Ms Claxton highlighted a lack of synergy between the instruments as the Autumn Lodge Agreement contains lower rates of pay for staff in comparison to the Uniting Agreement which she said would impair the ability of the Applicant to attract and retain care and nursing staff.
Ms Claxton said that it is in the public interest that the Autumn Lodge Agreement ceases to apply to the transferring employees. She said that the additional costs of administering the instrument would have the potential to negatively impact the ongoing viability of the Autumn Lodge sites.

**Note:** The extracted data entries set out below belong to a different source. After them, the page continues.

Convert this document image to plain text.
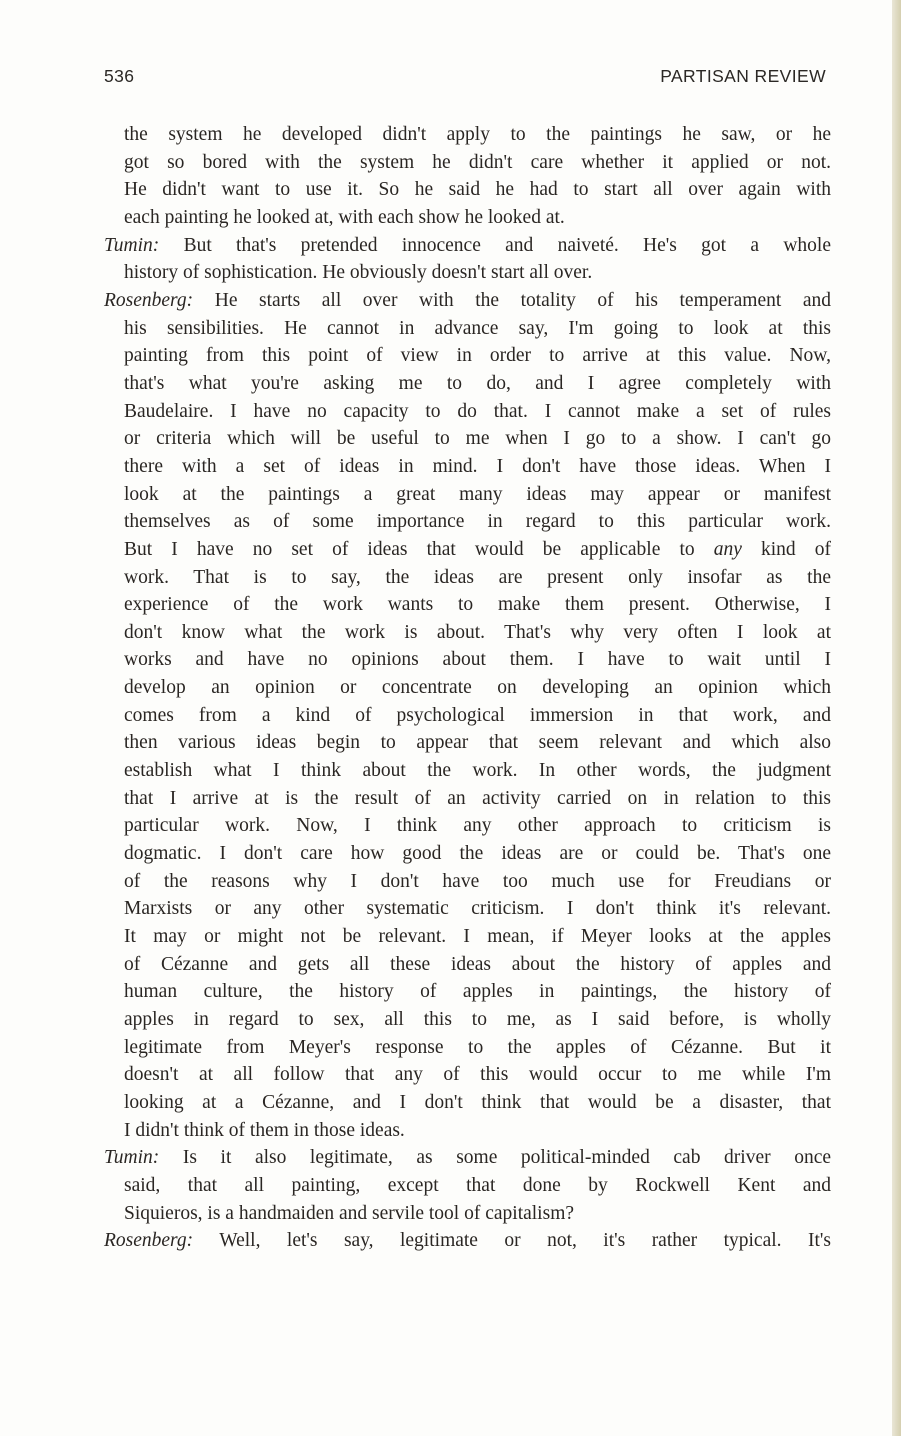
536	PARTISAN REVIEW
the system he developed didn't apply to the paintings he saw, or he
got so bored with the system he didn't care whether it applied or not.
He didn't want to use it. So he said he had to start all over again with
each painting he looked at, with each show he looked at.
Tumin: But that's pretended innocence and naiveté. He's got a whole
history of sophistication. He obviously doesn't start all over.
Rosenberg: He starts all over with the totality of his temperament and
his sensibilities. He cannot in advance say, I'm going to look at this
painting from this point of view in order to arrive at this value. Now,
that's what you're asking me to do, and I agree completely with
Baudelaire. I have no capacity to do that. I cannot make a set of rules
or criteria which will be useful to me when I go to a show. I can't go
there with a set of ideas in mind. I don't have those ideas. When I
look at the paintings a great many ideas may appear or manifest
themselves as of some importance in regard to this particular work.
But I have no set of ideas that would be applicable to any kind of
work. That is to say, the ideas are present only insofar as the
experience of the work wants to make them present. Otherwise, I
don't know what the work is about. That's why very often I look at
works and have no opinions about them. I have to wait until I
develop an opinion or concentrate on developing an opinion which
comes from a kind of psychological immersion in that work, and
then various ideas begin to appear that seem relevant and which also
establish what I think about the work. In other words, the judgment
that I arrive at is the result of an activity carried on in relation to this
particular work. Now, I think any other approach to criticism is
dogmatic. I don't care how good the ideas are or could be. That's one
of the reasons why I don't have too much use for Freudians or
Marxists or any other systematic criticism. I don't think it's relevant.
It may or might not be relevant. I mean, if Meyer looks at the apples
of Cézanne and gets all these ideas about the history of apples and
human culture, the history of apples in paintings, the history of
apples in regard to sex, all this to me, as I said before, is wholly
legitimate from Meyer's response to the apples of Cézanne. But it
doesn't at all follow that any of this would occur to me while I'm
looking at a Cézanne, and I don't think that would be a disaster, that
I didn't think of them in those ideas.
Tumin: Is it also legitimate, as some political-minded cab driver once
said, that all painting, except that done by Rockwell Kent and
Siquieros, is a handmaiden and servile tool of capitalism?
Rosenberg: Well, let's say, legitimate or not, it's rather typical. It's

This may result in their closure which has the potential to significantly impact members of the local communities using or seeking to use the Applicant’s services.
The Australian Nursing and Midwifery Federation (NSW Branch) and the Health Services Union, being the employee organisations covered by the Autumn Lodge Agreement, have both indicated that they do not oppose the application.
Having considered the material provided and taking into account all of the matters in s.318(3) of the Act, I am satisfied that an order in the terms sought should be made.
An order will be issued with this decision.